Career Advice Successful High flyers’ story

Who dares wins

Spencer Ogden chairman Sir Peter Ogden proves the will to succeed trumps all

Most people who have worked their way up to a senior position with a top-rank investment bank feel they have made it. They have the material rewards, a certain status, and – all being well – can start thinking about early retirement and the finer things in life.

Sir Peter Ogden, though, saw things a little differently. After an MBA at Harvard, and stints with Merrill Lynch and Morgan Stanley, he could easily have kept climbing the corporate ladder, playing the part of the Wall Street banker and pulling in deal after deal for his employers.

But where, he asked himself, was the challenge in that? So, instead of following the well-trodden path, Ogden did what everyone told him not to. He quit, set up a computer business, and sank his own money into making it work. It was a risk, but it was the early 1980s and his entrepreneurial instinct told him computers were the future. The world was going to change and a revolution was coming. Anyone in on the ground level could help to create a new industry and cash in at some point if their sixth sense proved correct and they managed to get things right.
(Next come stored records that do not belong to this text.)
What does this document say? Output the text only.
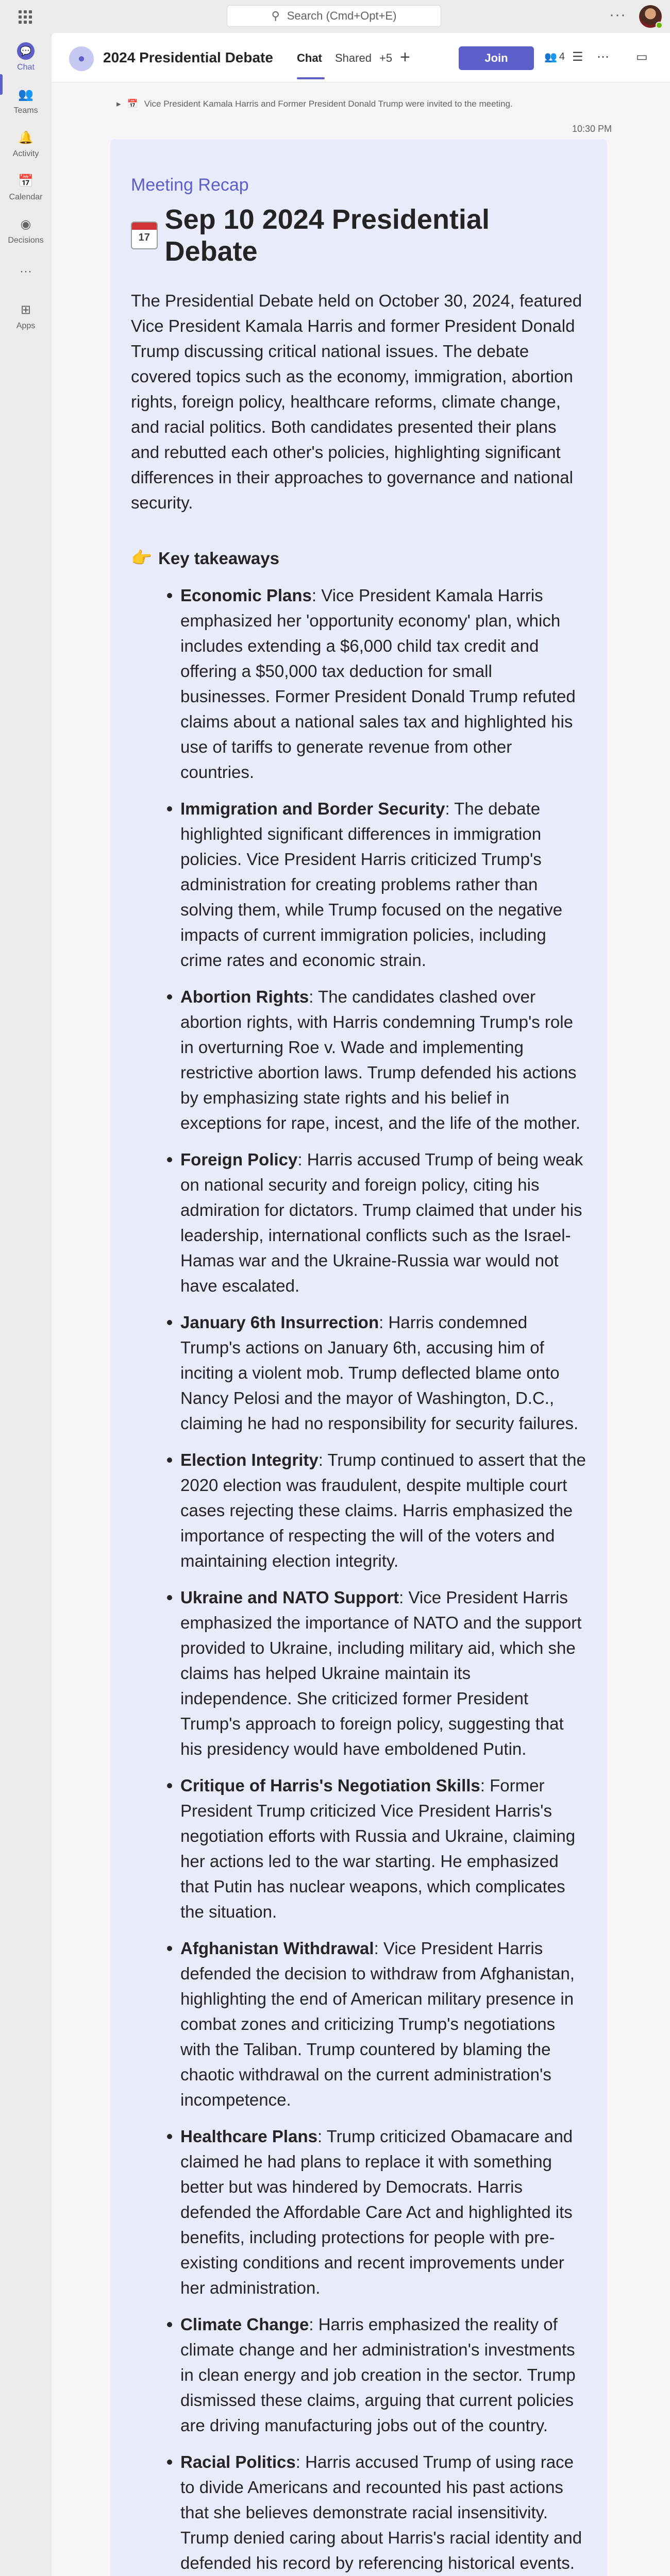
⚲ Search (Cmd+Opt+E)	···
💬
Chat
👥
Teams
🔔
Activity
📅
Calendar
◉
Decisions
···
⊞
Apps
●	2024 Presidential Debate Chat Shared +5 +	Join	👥 4 ☰ ⋯ ▭
▸ 📅 Vice President Kamala Harris and Former President Donald Trump were invited to the meeting.
10:30 PM
Meeting Recap
17
Sep 10 2024 Presidential Debate
The Presidential Debate held on October 30, 2024, featured Vice President Kamala Harris and former President Donald Trump discussing critical national issues. The debate covered topics such as the economy, immigration, abortion rights, foreign policy, healthcare reforms, climate change, and racial politics. Both candidates presented their plans and rebutted each other's policies, highlighting significant differences in their approaches to governance and national security.
👉 Key takeaways
Economic Plans: Vice President Kamala Harris emphasized her 'opportunity economy' plan, which includes extending a $6,000 child tax credit and offering a $50,000 tax deduction for small businesses. Former President Donald Trump refuted claims about a national sales tax and highlighted his use of tariffs to generate revenue from other countries.
Immigration and Border Security: The debate highlighted significant differences in immigration policies. Vice President Harris criticized Trump's administration for creating problems rather than solving them, while Trump focused on the negative impacts of current immigration policies, including crime rates and economic strain.
Abortion Rights: The candidates clashed over abortion rights, with Harris condemning Trump's role in overturning Roe v. Wade and implementing restrictive abortion laws. Trump defended his actions by emphasizing state rights and his belief in exceptions for rape, incest, and the life of the mother.
Foreign Policy: Harris accused Trump of being weak on national security and foreign policy, citing his admiration for dictators. Trump claimed that under his leadership, international conflicts such as the Israel-Hamas war and the Ukraine-Russia war would not have escalated.
January 6th Insurrection: Harris condemned Trump's actions on January 6th, accusing him of inciting a violent mob. Trump deflected blame onto Nancy Pelosi and the mayor of Washington, D.C., claiming he had no responsibility for security failures.
Election Integrity: Trump continued to assert that the 2020 election was fraudulent, despite multiple court cases rejecting these claims. Harris emphasized the importance of respecting the will of the voters and maintaining election integrity.
Ukraine and NATO Support: Vice President Harris emphasized the importance of NATO and the support provided to Ukraine, including military aid, which she claims has helped Ukraine maintain its independence. She criticized former President Trump's approach to foreign policy, suggesting that his presidency would have emboldened Putin.
Critique of Harris's Negotiation Skills: Former President Trump criticized Vice President Harris's negotiation efforts with Russia and Ukraine, claiming her actions led to the war starting. He emphasized that Putin has nuclear weapons, which complicates the situation.
Afghanistan Withdrawal: Vice President Harris defended the decision to withdraw from Afghanistan, highlighting the end of American military presence in combat zones and criticizing Trump's negotiations with the Taliban. Trump countered by blaming the chaotic withdrawal on the current administration's incompetence.
Healthcare Plans: Trump criticized Obamacare and claimed he had plans to replace it with something better but was hindered by Democrats. Harris defended the Affordable Care Act and highlighted its benefits, including protections for people with pre-existing conditions and recent improvements under her administration.
Climate Change: Harris emphasized the reality of climate change and her administration's investments in clean energy and job creation in the sector. Trump dismissed these claims, arguing that current policies are driving manufacturing jobs out of the country.
Racial Politics: Harris accused Trump of using race to divide Americans and recounted his past actions that she believes demonstrate racial insensitivity. Trump denied caring about Harris's racial identity and defended his record by referencing historical events.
Inevitably, it involved quite a change. One month, Ogden was sitting in bank boardrooms and flying first class to client meetings. The next, he was on the road again, this time driving a beaten-up old van around London, knocking on doors, trying to explain the potential benefits of prototype computer systems to sceptical business managers or the junior man in purchasing.

“My family thought I was crazy and I still can’t really identify what made me jump off the cliff,” says Ogden, who had previously earned a PhD and done advanced research in particle physics before making the switch to business. “I’d had a fantastic job with Morgan Stanley but, with a partner I met in business school, was now out there trying to be a computer salesman. We had no idea then that PCs would become a standalone business tool, but we thought we could be part of the growth curve and, in any industry, that is the best place to be.”

Early on, with funds running low and customers few and far between, the realties of being an entrepreneur hit home. No glamour, no free lunches and no loans on easy credit terms. What it took was long days, hard work, dogged determination, and a willingness to do anything and everything.

“For every entrepreneur there is the fear factor that comes with doing it all yourself,” Ogden says. “But there is also the element of not allowing someone else to be in charge of your destiny, and having control of your own future.”

An initial breakthrough came with the writing of a basic application which allowed bond traders to calculate yields by pushing three buttons on the computer rather than, as before, using a written reference manual. It improved speed and efficiencies in one small area but, importantly, could also be used as an example of the kind of change possible.

“In those early days, Harvard Business School lessons didn’t count for a lot,” Ogden says. “It was all new to us, but by going round to banks, writing a few apps for floating rate notes, invoicing and collecting the money, we were able to build sales and were learning how to run a business. Later, it was a question of hiring the right people and putting in the right culture.”

Soon, the company – Computacenter – was going from strength to strength, selling directly to business users, eschewing retail, and always concentrating on doing the basics well. It grew to become Europe’s largest computer service company, with around 12,000 employees. A successful listing later gave Ogden the finances and comparative freedom to turn his attention to new enterprises and other interests. These have included Dealogic, a financial software and data company; FlyBlink, a private jet company; and Spencer Ogden, a recruitment firm which specialises in the oil and energy sectors that has recently opened an office in Hong Kong.

As important, though, from his personal point of view, has been the chance to direct investment into initiatives which support learning and can genuinely change lives. Born into a family which was far from wealthy, Ogden has seen and experienced the benefits a good education can bring. Therefore, through a trust which supports research and offers scholarships and assisted places, he is looking to give similar advantages to as many other people as possible.

“I realised I could make a difference to individuals, but thought these efforts would have more impact if they were not spread too thinly and not done through ‘the system’,” says Ogden, who received a knighthood in 2005 for services to education. “We focus on science and physics, providing sixth-form and university scholarships, as well as funding facilities and regional partnerships. We have seen a big uptick in people taking physics, as well as improvements in the curriculum.”


PETER’S PRO TIPS

Sir Peter Ogden gives some advice on being successful in business
STAY ALERT  “Opportunity and luck are major factors in building a business. Theory, strategy and the right model only get you so far.”
STAY CLOSE  “Even if a business partnership doesn’t work, it is important to try to stay friends.”
STAY IN SCHOOL  “If those from less privileged backgrounds get a good education and the right start, nothing can stand in their way.”